Comment 50 for bug 1489111

I am using Liberty and the patch has been installed. I can ping and ssh with the default security group in devstack through the reproduce steps. I think maybe it should not be permitted. Or there are some incorrect steps. Can anyone help me? Thanks very much.

I am using "demo" user.
My steps:
(1) neutron port-create <net-id> --name port1
(2) watch neutron port-update port1 --device-owner network:hello
step one and two are in one script.

(3) nova boot test --nic port-id=<port-id> --flavor m1.tiny --image cirros-0.3.4-x86_64-uec

I can see that instance test is active. I can ping and ssh it.
"neutron port-show port1" indicates that the "device_owner" is "network:hello" and "port_security_enabled" is "True"

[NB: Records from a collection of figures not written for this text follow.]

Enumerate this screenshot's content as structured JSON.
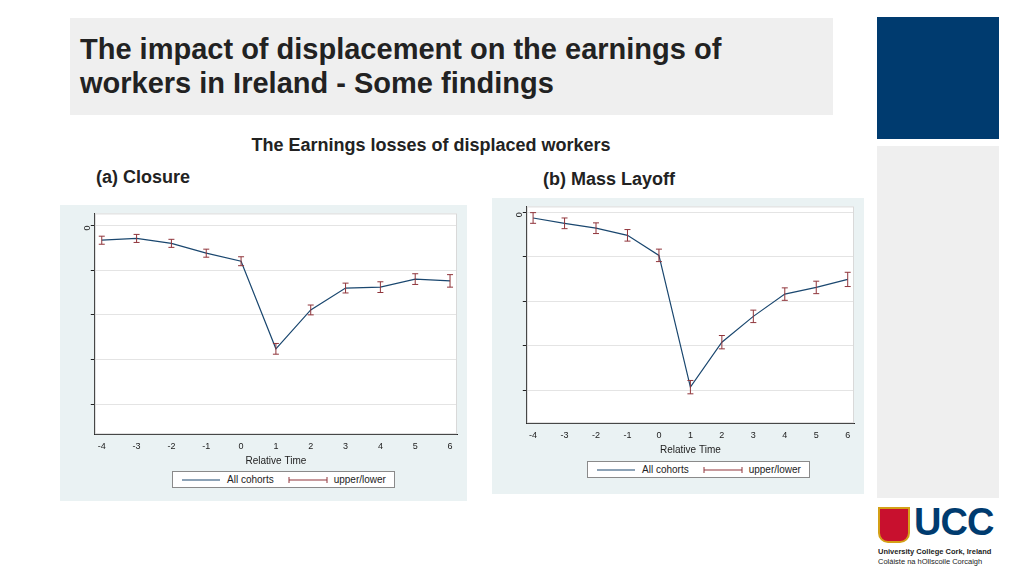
{
  "slide": {
    "title": "The impact of displacement on the earnings of workers in Ireland  - Some findings",
    "subtitle": "The Earnings losses of displaced workers",
    "logo": {
      "text": "UCC",
      "lines": [
        "University College Cork, Ireland",
        "Coláiste na hOllscoile Corcaigh"
      ]
    }
  },
  "chart_data": [
    {
      "type": "line",
      "title": "(a) Closure",
      "x": [
        -4,
        -3,
        -2,
        -1,
        0,
        1,
        2,
        3,
        4,
        5,
        6
      ],
      "x_label": "Relative Time",
      "xlim": [
        -4.2,
        6.2
      ],
      "xticks": [
        -4,
        -3,
        -2,
        -1,
        0,
        1,
        2,
        3,
        4,
        5,
        6
      ],
      "ylim": [
        -4.67,
        0.27
      ],
      "yticks": [
        0,
        {
          "value": -1,
          "label": null
        },
        {
          "value": -2,
          "label": null
        },
        {
          "value": -3,
          "label": null
        },
        {
          "value": -4,
          "label": null
        }
      ],
      "grid": true,
      "legend": "bottom",
      "series": [
        {
          "name": "All cohorts",
          "type": "line",
          "color": "#1a476f",
          "values": [
            -0.33,
            -0.29,
            -0.4,
            -0.62,
            -0.8,
            -2.76,
            -1.89,
            -1.4,
            -1.38,
            -1.2,
            -1.24
          ]
        },
        {
          "name": "upper/lower",
          "type": "errorbar",
          "color": "#90353b",
          "lower": [
            -0.42,
            -0.38,
            -0.49,
            -0.71,
            -0.9,
            -2.88,
            -2.0,
            -1.51,
            -1.5,
            -1.32,
            -1.38
          ],
          "upper": [
            -0.24,
            -0.2,
            -0.31,
            -0.53,
            -0.7,
            -2.64,
            -1.78,
            -1.29,
            -1.26,
            -1.08,
            -1.1
          ]
        }
      ]
    },
    {
      "type": "line",
      "title": "(b) Mass Layoff",
      "x": [
        -4,
        -3,
        -2,
        -1,
        0,
        1,
        2,
        3,
        4,
        5,
        6
      ],
      "x_label": "Relative Time",
      "xlim": [
        -4.2,
        6.2
      ],
      "xticks": [
        -4,
        -3,
        -2,
        -1,
        0,
        1,
        2,
        3,
        4,
        5,
        6
      ],
      "ylim": [
        -4.74,
        0.13
      ],
      "yticks": [
        0,
        {
          "value": -1,
          "label": null
        },
        {
          "value": -2,
          "label": null
        },
        {
          "value": -3,
          "label": null
        },
        {
          "value": -4,
          "label": null
        }
      ],
      "grid": true,
      "legend": "bottom",
      "series": [
        {
          "name": "All cohorts",
          "type": "line",
          "color": "#1a476f",
          "values": [
            -0.13,
            -0.25,
            -0.36,
            -0.52,
            -0.97,
            -3.93,
            -2.92,
            -2.34,
            -1.84,
            -1.69,
            -1.51
          ]
        },
        {
          "name": "upper/lower",
          "type": "errorbar",
          "color": "#90353b",
          "lower": [
            -0.25,
            -0.37,
            -0.48,
            -0.65,
            -1.11,
            -4.08,
            -3.07,
            -2.48,
            -1.98,
            -1.83,
            -1.67
          ],
          "upper": [
            -0.01,
            -0.13,
            -0.24,
            -0.39,
            -0.83,
            -3.78,
            -2.77,
            -2.2,
            -1.7,
            -1.55,
            -1.35
          ]
        }
      ]
    }
  ]
}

I have set "vif_plugging_timeout=0" and "vif_plugging_is_fatal=False" in nova.conf to ensure that instance can be successfully booted.

The created port id is c05720c0-0259-441c-8c48-f650a4b01202
And I found the following lines in "ip addr".

32: qbrc05720c0-02: <BROADCAST,MULTICAST,UP,LOWER_UP> mtu 1500 qdisc noqueue state UP group default
33: qvoc05720c0-02: <BROADCAST,MULTICAST,PROMISC,UP,LOWER_UP> mtu 1500 qdisc pfifo_fast master ovs-system state UP
34: qvbc05720c0-02: <BROADCAST,MULTICAST,PROMISC,UP,LOWER_UP> mtu 1500 qdisc pfifo_fast master qbrc05720c0-02
35: tapc05720c0-02: <BROADCAST,MULTICAST,UP,LOWER_UP> mtu 1500 qdisc pfifo_fast master qbrc05720c0-02 state

But when I just execute the command "nova boot test2 --nic net-id=<net-id> --flavor m1.tiny --image cirros-0.3.4-x86_64-uec",
I cannot ping or ssh the instance "test2".